TensorFlow Keras (tf.keras) is TensorFlow’s high-level API for building, training, and benchmarking deep learning models. It provides access to predefined architectures such as ResNet, MobileNet, and Inception, making it easy to evaluate model performance on different hardware setups.
Enable your isolated Python environment where TensorFlow is installed:
source ~/tf-venv/bin/activate
python -c "import tensorflow as tf; print(tf.__version__)"
This ensures that all TensorFlow-related packages run in a clean, controlled setup without affecting system-wide Python installations.
Install TensorFlow and NumPy for model creation and benchmarking:
pip install tensorflow==2.20.0 numpy
These packages are likely already installed from previous steps. NumPy supports efficient numerical operations, while TensorFlow handles deep learning workloads.
Use an editor to create a Python script named tf_cpu_benchmark.py that will run TensorFlow model benchmarking tests.
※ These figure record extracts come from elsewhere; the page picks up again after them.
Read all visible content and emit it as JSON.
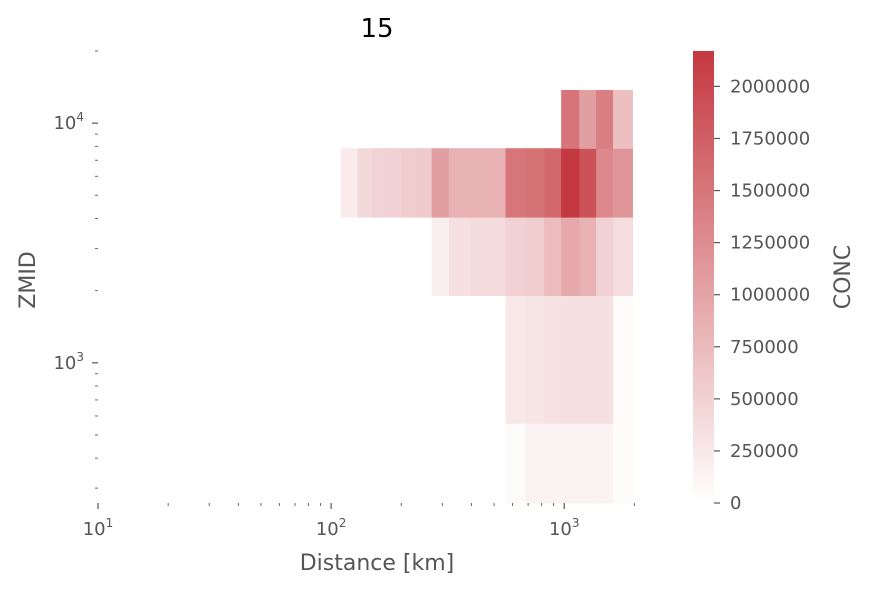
{
  "chart_data": {
    "type": "heatmap",
    "title": "15",
    "xlabel": "Distance [km]",
    "ylabel": "ZMID",
    "xscale": "log",
    "yscale": "log",
    "xlim": [
      10,
      2500
    ],
    "ylim": [
      260,
      20000
    ],
    "x_ticks": [
      {
        "value": 10,
        "base": "10",
        "exp": "1"
      },
      {
        "value": 100,
        "base": "10",
        "exp": "2"
      },
      {
        "value": 1000,
        "base": "10",
        "exp": "3"
      }
    ],
    "y_ticks": [
      {
        "value": 1000,
        "base": "10",
        "exp": "3"
      },
      {
        "value": 10000,
        "base": "10",
        "exp": "4"
      }
    ],
    "colorbar": {
      "label": "CONC",
      "min": 0,
      "max": 2170000,
      "ticks": [
        0,
        250000,
        500000,
        750000,
        1000000,
        1250000,
        1500000,
        1750000,
        2000000
      ],
      "tick_labels": [
        "0",
        "250000",
        "500000",
        "750000",
        "1000000",
        "1250000",
        "1500000",
        "1750000",
        "2000000"
      ],
      "color_low": "#ffffff",
      "color_high": "#c4393f"
    },
    "x_edges": [
      110,
      130,
      150,
      170,
      200,
      230,
      270,
      320,
      400,
      560,
      680,
      820,
      970,
      1160,
      1370,
      1620,
      1960
    ],
    "rows": [
      {
        "z_range": [
          260,
          560
        ],
        "values": [
          null,
          null,
          null,
          null,
          null,
          null,
          null,
          null,
          null,
          40000,
          130000,
          130000,
          130000,
          130000,
          130000,
          40000
        ]
      },
      {
        "z_range": [
          560,
          1910
        ],
        "values": [
          null,
          null,
          null,
          null,
          null,
          null,
          null,
          null,
          null,
          250000,
          280000,
          320000,
          340000,
          340000,
          340000,
          60000
        ]
      },
      {
        "z_range": [
          1910,
          4060
        ],
        "values": [
          null,
          null,
          null,
          null,
          null,
          null,
          180000,
          350000,
          400000,
          500000,
          540000,
          750000,
          950000,
          850000,
          500000,
          380000
        ]
      },
      {
        "z_range": [
          4060,
          7860
        ],
        "values": [
          230000,
          430000,
          480000,
          500000,
          550000,
          580000,
          1050000,
          850000,
          850000,
          1500000,
          1550000,
          1650000,
          2170000,
          1900000,
          1300000,
          1150000
        ]
      },
      {
        "z_range": [
          7860,
          13750
        ],
        "values": [
          null,
          null,
          null,
          null,
          null,
          null,
          null,
          null,
          null,
          null,
          null,
          null,
          1520000,
          1050000,
          1400000,
          700000
        ]
      }
    ]
  }
}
Add the following code to benchmark three different model architectures:
import tensorflow as tf
import time
# List of models to benchmark
models = {
"ResNet50": tf.keras.applications.ResNet50,
"MobileNetV2": tf.keras.applications.MobileNetV2,
"InceptionV3": tf.keras.applications.InceptionV3
}
batch_size = 32
num_runs = 50
for name, constructor in models.items():
print(f"\nBenchmarking {name}...")
# Create model without pretrained weights
model = constructor(weights=None, input_shape=(224,224,3))
# Generate dummy input
dummy_input = tf.random.uniform([batch_size, 224, 224, 3])
# Warm-up
_ = model(dummy_input)
# Benchmark
start = time.time()
for _ in range(num_runs):
_ = model(dummy_input)
end = time.time()
avg_time = (end - start) / num_runs
throughput = batch_size / avg_time
print(f"{name} average inference time per batch: {avg_time:.4f} seconds")
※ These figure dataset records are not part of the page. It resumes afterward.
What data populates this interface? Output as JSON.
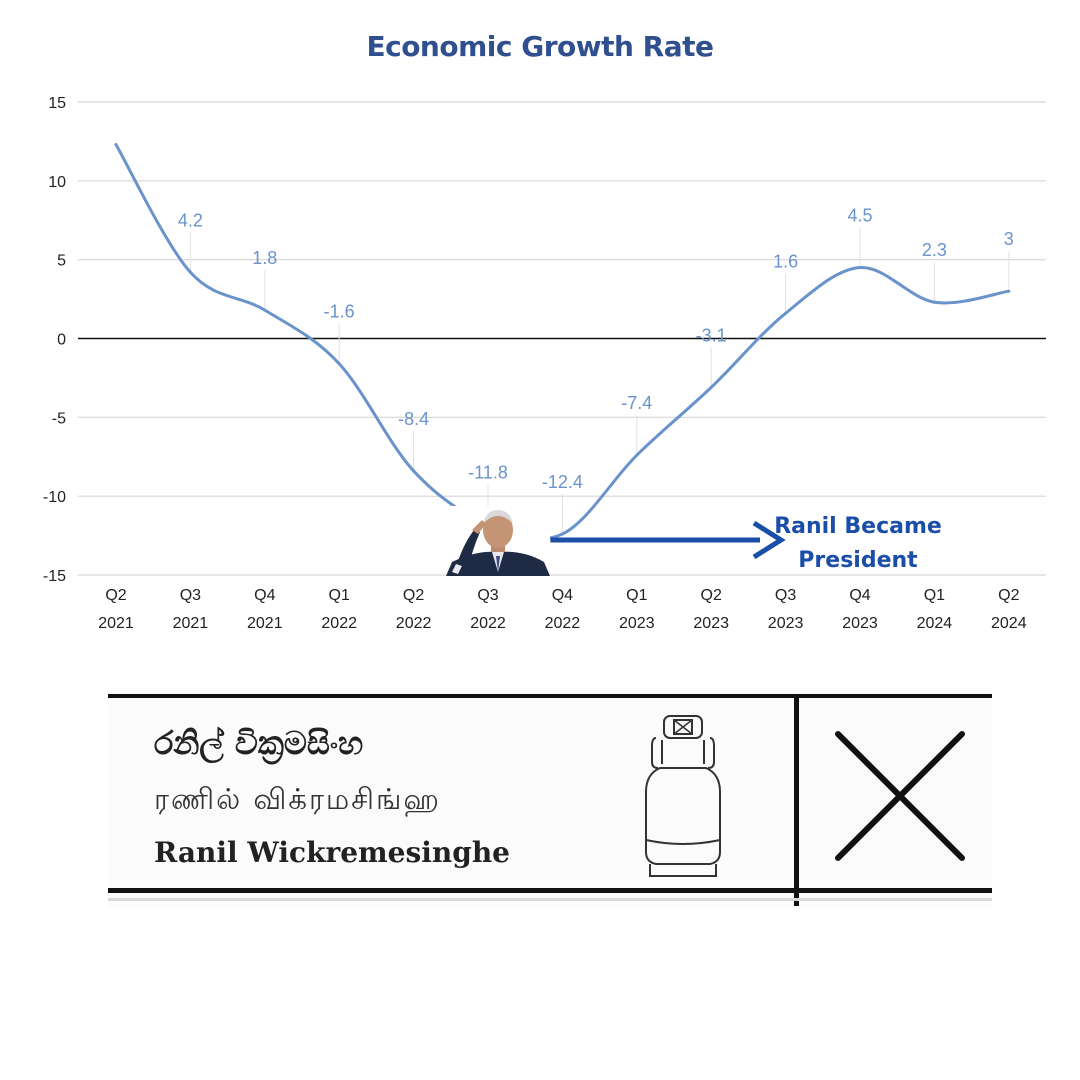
{
  "chart_data": {
    "type": "line",
    "title": "Economic Growth Rate",
    "categories": [
      [
        "Q2",
        "2021"
      ],
      [
        "Q3",
        "2021"
      ],
      [
        "Q4",
        "2021"
      ],
      [
        "Q1",
        "2022"
      ],
      [
        "Q2",
        "2022"
      ],
      [
        "Q3",
        "2022"
      ],
      [
        "Q4",
        "2022"
      ],
      [
        "Q1",
        "2023"
      ],
      [
        "Q2",
        "2023"
      ],
      [
        "Q3",
        "2023"
      ],
      [
        "Q4",
        "2023"
      ],
      [
        "Q1",
        "2024"
      ],
      [
        "Q2",
        "2024"
      ]
    ],
    "values": [
      12.3,
      4.2,
      1.8,
      -1.6,
      -8.4,
      -11.8,
      -12.4,
      -7.4,
      -3.1,
      1.6,
      4.5,
      2.3,
      3
    ],
    "data_labels": [
      "",
      "4.2",
      "1.8",
      "-1.6",
      "-8.4",
      "-11.8",
      "-12.4",
      "-7.4",
      "-3.1",
      "1.6",
      "4.5",
      "2.3",
      "3"
    ],
    "yticks": [
      "15",
      "10",
      "5",
      "0",
      "-5",
      "-10",
      "-15"
    ],
    "ylim": [
      -15,
      15
    ],
    "grid": true,
    "line_color": "#6a93cc",
    "label_color": "#6a93cc",
    "annotation": {
      "lines": [
        "Ranil Became",
        "President"
      ],
      "arrow_from_category": 6,
      "arrow_color": "#1b4ea8"
    }
  },
  "ballot": {
    "name_sinhala": "රනිල් වික්‍රමසිංහ",
    "name_tamil": "ரணில் விக்ரமசிங்ஹ",
    "name_english": "Ranil Wickremesinghe",
    "symbol_icon": "gas-cylinder-icon",
    "mark_icon": "cross-mark-icon"
  }
}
print(f"{name} throughput: {throughput:.2f} images/sec")
This script creates model instances without pretrained weights for fair CPU testing, generates random image data for inference, includes a warm-up phase to stabilize model performance, and measures inference time over 50 runs to calculate average performance and throughput.
Execute the benchmarking script:
python tf_cpu_benchmark.py
The output is similar to:
Benchmarking ResNet50...
ResNet50 average inference time per batch: 1.2051 seconds
ResNet50 throughput: 26.55 images/sec
Benchmarking MobileNetV2...
MobileNetV2 average inference time per batch: 0.2909 seconds
MobileNetV2 throughput: 110.02 images/sec
Benchmarking InceptionV3...
InceptionV3 average inference time per batch: 0.8971 seconds
InceptionV3 throughput: 35.67 images/sec
The benchmark provides key performance metrics. Average inference time per batch measures how long it takes to process one batch of input data, with lower values indicating faster performance. Throughput shows how many images the model can process per second, with higher values indicating better efficiency.
The following table shows results from running the benchmark on a c4a-standard-4 (4 vCPU, 16 GB memory) aarch64 VM in Google Cloud Platform (GCP) using SUSE Linux Enterprise Server (SLES):
| Model | Average Inference Time per Batch (seconds) | Throughput (images/sec) |
|---|---|---|
| ResNet50 | 1.2051 | 26.55 |
| MobileNetV2 | 0.2909 | 110.02 |
| InceptionV3 | 0.8971 | 35.67 |
The results show strong performance for lightweight CNNs like MobileNetV2, achieving over 110 images/sec on the aarch64 platform. Medium-depth models like InceptionV3 maintain balanced performance between accuracy and latency. Heavier architectures such as ResNet50 show longer inference times but deliver stable throughput.
You have successfully benchmarked TensorFlow models on your Arm-based VM. This demonstrates the efficiency and scalability of Arm platforms for deep learning workloads - great job!